The upstream processes that govern change
Unified commerce is not static. Products are retired, policies change, new channels launch, and customer behaviors shift. The attribute framework must include upstream governance processes covering how changes are proposed, reviewed, approved, and published across all systems and all channels simultaneously.
Conclusion: Personalization Demands a Paved Road
Without a unified attribute framework, advanced digital experience technologies underperform. The data foundation determines what personalization is actually possible, not the sophistication of the recommendation engine on top of it.
Organizations that invest in harmonized attributes across product, customer, content, and knowledge domains will be positioned to lead. Those that do not will always be scrambling to catch up. Personalized and predictive experiences are raising the bar for every online player. Paving the way with unified attributes will unleash the power of personalization and deliver a state-of-the-industry customer experience.
Glossary: Key Terms in Unified Commerce and Attribute Design
Unified Attribute Framework
A shared set of descriptors applied consistently across customer data models, product data models, content models, and knowledge architecture, enabling personalized experiences across channels and touchpoints.
Product Attribute
A descriptor of a product's characteristics such as dimensions, material, or power source. Product attributes enable findability, comparison, and navigation in catalogs and marketplaces.
Merchandising Attribute
An attribute used to create curated collections, themed shops, and cross-category presentations. Distinct from product catalog attributes and not used for standard navigation.
Event Attribute
An attribute that connects customer journey events such as seasonal triggers, behavioral signals, or loyalty milestones to specific offers, products, or content, enabling dynamic and context-driven personalization.
Explicit Metadata
Data collected directly from customers or systems, including demographics, account type, and purchase history. Sourced from CRM, ERP, and order management platforms.
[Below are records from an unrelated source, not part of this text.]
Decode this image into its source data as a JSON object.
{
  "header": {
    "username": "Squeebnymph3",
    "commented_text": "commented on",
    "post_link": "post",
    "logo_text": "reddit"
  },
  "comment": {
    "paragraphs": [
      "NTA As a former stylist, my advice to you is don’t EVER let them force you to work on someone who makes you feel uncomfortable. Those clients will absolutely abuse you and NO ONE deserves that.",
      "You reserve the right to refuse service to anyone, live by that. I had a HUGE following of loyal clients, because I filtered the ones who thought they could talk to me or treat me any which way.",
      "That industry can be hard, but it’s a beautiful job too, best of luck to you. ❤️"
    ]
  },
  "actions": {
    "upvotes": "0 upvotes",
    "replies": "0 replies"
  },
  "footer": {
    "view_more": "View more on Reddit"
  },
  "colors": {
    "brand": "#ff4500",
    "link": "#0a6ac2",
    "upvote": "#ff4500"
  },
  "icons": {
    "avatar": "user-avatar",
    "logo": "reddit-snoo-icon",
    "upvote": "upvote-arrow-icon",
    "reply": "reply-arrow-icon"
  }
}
Implicit or Derived Metadata
Data calculated or inferred from behavioral signals, including predicted lifetime value, purchase frequency, and motivational segments. Created through analytics and machine learning applied to observed behavior.
eCatalog
The master assortment hierarchy that organizes all products and services an organization offers, structured to support item onboarding, cross-channel presentation, and attribute assignment.
Taxonomy
A hierarchical classification system that organizes products, content, or knowledge into categories. The organizing backbone of the eCatalog and a prerequisite for consistent attribute assignment.
Content Model
A structured definition of what content types exist, what attributes describe them, and how they relate to products, customers, and journey stages, enabling content to be served in context.
Knowledge Architecture
The structured representation of organizational expertise including answers, advice, configurations, and solutions, made retrievable and attributable so it can be surfaced at the right point in the customer journey.
Unified Commerce
An approach to commerce that aligns customer data, product data, content, and knowledge under a shared attribute framework, enabling consistent, personalized, and measurable experiences across all channels.